Ayrıca çeşitli münasebetlerle; “Türkiye, sadece Türklerin değildir.” söyleminin dillendiriliyor olması, tarihinde hiç ırkçılık yapmadan Allah yolunda, i’la-i kelimetillah için (Allah’ın dinini yüceltmek için) at sırtından inmeden cihad eden, Sultan Alparslan ile başlayarak Anadolu’yu, Osmanoğulları ile Kostantiniyye ve Avrupa’yı fetheden, “Seyfullah’il-Meslûl”  Allah’ın kafirler üzerine sıyrılmış kılıcı olan, Kainatın Efendisinin “Ne güzel kumandan” ve “Ne güzel asker” buyurarak medh-u sena ettiği mübareklerin nesli olan bu necib millete en hafif tabiriyle saygısızlık ve vefasızlıktır.
Hal böyle olunca; bir kimse şöyle bir soru sorsa ne cevap verilebilir? İngiltere İngilizlerin, Almanya Almanların, Fransa Fransızların, İtalya İtalyanların da Türkiye kimin?
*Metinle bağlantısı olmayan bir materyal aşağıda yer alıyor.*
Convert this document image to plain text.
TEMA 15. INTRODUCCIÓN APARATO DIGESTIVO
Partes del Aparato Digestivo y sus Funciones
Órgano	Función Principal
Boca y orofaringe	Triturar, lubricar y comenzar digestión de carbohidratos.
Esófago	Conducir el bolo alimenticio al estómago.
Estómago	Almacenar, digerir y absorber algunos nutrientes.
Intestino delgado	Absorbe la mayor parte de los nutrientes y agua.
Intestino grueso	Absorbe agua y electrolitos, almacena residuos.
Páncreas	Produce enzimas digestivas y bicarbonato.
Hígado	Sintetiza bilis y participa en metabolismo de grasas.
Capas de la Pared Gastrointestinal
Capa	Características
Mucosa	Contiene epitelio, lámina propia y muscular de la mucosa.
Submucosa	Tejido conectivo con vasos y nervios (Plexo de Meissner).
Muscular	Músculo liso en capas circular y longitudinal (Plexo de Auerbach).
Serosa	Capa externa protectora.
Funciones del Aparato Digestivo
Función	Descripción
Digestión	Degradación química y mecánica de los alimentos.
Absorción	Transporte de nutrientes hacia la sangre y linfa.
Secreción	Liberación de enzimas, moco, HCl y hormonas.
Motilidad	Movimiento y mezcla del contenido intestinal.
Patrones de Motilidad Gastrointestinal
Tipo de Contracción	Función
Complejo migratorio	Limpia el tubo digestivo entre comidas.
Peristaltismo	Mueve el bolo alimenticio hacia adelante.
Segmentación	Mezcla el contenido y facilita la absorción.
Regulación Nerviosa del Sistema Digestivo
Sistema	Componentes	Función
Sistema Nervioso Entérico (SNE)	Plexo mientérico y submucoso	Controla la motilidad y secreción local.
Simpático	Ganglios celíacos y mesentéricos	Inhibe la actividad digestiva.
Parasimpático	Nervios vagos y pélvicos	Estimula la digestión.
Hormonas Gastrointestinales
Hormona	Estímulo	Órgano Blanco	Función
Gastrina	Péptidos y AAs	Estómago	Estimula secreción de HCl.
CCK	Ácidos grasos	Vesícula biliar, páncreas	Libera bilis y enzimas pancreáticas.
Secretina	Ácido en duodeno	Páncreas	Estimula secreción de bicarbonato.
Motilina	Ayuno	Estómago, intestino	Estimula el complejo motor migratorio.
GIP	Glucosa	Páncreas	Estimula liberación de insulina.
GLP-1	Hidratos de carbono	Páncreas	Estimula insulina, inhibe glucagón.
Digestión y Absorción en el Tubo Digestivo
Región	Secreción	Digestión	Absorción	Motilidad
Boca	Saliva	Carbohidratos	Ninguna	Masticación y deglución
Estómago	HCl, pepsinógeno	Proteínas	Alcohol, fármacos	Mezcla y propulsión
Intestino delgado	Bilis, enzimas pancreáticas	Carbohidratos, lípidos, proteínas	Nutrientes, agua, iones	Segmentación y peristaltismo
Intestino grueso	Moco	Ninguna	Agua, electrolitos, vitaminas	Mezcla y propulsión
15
Bayraklar indikten sonra sıra ülkemizin isminin değişmesine mi gelecek?
Acaba bütün Müslümanlar tarafından İslam ümmetini yeniden toparlayabilecek tek millet olarak görülen bu milletin Türklüğünün de sulandırılarak Müslümanların bir daha asla toparlanamaz hale gelmesi mi kastedilmektedir?
Hülasa; dinî ve millî hassasiyetlerin zayıfladığı ve zayıflatılmaya çalışıldığı şu ortamda Yeni Türkiye’nin kimin Türkiye’si olacağı hususunda ciddi endişeler taşımaktayız.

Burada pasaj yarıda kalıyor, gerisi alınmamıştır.